From the very second sea turtles are born they are in a fight for survival. After they dig their way to sand's surface they must beware of every predator and every obstacle in their path to the cool ocean waters. In fact, only an estimated one in 1,000 sea turtles survive into adulthood. And now it appears humans have caused one more obstacle for these tiny creatures, even before they hatch.
Climate change, according to Oceana, is causing a significant increase in temperatures on beaches across the globe, including those along the Florida coast. The scorching sand has become so hot that it can literally cook a turtle embryo buried beneath the surface as it develops.
"In some places the nests are getting so hot that there's no survival," marine biologist Kristin Mazzarella of Mote Marine Lab in Sarasota, Florida, told Oceana. "The eggs don't hatch."
Jeanette Wyneken, a sea turtle biologist at Florida Atlantic University, further explained that the loggerhead, green and leatherback turtle populations used to thrive in the area. As she noted to Oceana, on average, somewhere between 78% to 81% of the eggs laid in the area eventually hatched, but in 2015 that number sharply dropped to just 58%. In 2016 it plummeted even further, with only 38% of the eggs hatching.
"We're seeing more dead eggs," Wyneken said. "And when we do get turtles hatching they're often heat stressed: They may hatch and crawl to the water, but then die."
But the climate-related issues don't stop there. As Quartz reported, the rising temperatures also have the unique ability to determine the sex of sea turtles and other reptiles. The warmer the temperatures the more females the nest will produce.
"Sea turtle sex is determined by incubation temperature and individuals lack external sex-based traits until sexual maturity," a 2015 study published in PLOS ONE said. The study found that females have begun to outnumber males by nearly four to one, Quartz noted.
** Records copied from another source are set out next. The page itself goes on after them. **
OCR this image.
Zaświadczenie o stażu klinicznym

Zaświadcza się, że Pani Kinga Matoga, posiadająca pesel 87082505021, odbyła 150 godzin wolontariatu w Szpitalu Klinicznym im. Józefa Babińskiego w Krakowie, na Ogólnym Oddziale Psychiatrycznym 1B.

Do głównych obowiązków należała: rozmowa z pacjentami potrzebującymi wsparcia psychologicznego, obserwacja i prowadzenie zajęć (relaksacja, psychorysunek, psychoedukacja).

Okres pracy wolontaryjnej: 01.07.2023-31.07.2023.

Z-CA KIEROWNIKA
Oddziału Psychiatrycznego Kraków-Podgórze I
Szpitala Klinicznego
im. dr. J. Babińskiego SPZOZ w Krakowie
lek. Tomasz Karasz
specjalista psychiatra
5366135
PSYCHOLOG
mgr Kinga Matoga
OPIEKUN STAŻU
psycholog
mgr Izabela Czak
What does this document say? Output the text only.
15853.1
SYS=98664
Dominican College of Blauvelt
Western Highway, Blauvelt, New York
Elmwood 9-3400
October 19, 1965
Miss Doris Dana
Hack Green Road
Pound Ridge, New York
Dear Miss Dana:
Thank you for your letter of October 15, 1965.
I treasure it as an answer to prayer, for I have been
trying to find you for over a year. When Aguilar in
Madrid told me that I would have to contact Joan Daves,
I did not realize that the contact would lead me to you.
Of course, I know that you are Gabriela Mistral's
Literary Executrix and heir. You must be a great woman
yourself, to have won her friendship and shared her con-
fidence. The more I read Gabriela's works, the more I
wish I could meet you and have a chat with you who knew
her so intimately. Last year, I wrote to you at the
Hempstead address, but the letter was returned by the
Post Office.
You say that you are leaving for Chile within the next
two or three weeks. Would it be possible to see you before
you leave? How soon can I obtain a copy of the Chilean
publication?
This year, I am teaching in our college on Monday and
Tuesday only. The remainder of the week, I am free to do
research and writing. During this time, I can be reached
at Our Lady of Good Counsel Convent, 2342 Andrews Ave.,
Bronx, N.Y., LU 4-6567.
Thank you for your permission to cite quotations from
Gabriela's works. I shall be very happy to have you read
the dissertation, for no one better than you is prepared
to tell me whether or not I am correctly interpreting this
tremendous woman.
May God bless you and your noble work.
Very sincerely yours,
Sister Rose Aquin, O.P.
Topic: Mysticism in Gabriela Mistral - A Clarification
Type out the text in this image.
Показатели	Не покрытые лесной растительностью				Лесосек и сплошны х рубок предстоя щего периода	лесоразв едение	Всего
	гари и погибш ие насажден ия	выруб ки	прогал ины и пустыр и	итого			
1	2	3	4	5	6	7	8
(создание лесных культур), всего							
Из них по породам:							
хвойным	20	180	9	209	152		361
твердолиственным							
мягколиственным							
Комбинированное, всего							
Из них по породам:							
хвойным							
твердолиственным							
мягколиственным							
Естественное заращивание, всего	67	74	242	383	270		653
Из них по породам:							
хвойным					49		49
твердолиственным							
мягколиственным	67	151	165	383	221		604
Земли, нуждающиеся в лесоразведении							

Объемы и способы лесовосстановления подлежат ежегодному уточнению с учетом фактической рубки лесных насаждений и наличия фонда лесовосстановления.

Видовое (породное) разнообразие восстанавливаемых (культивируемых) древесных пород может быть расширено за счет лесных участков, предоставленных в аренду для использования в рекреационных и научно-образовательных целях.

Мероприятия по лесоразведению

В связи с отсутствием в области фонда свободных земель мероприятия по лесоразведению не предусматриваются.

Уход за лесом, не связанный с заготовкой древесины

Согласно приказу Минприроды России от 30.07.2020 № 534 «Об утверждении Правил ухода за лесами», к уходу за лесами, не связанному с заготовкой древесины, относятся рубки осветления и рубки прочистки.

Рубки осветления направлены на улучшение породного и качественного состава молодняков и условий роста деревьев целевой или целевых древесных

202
In fact, without behavioral or phenomenological shifts, "climate change scenarios indicate that the problem of near complete feminization for certain rookeries of different sea turtle species could occur within the next ten to fifteen years or years," the study concluded.
To help combat the rising temperatures scientists have resorted to shading and even watering the sands around nests. In a 2015 study that followed the effects of climate mitigation on turtles in Playa Grande, Costa Rica, scientists found that "shading had the largest impact on sand temperature, followed by watering and depth." For now, Oceana said, manual cooling of sands is just a "band aid" rather than solution to the earth's rapidly increasing climate issues.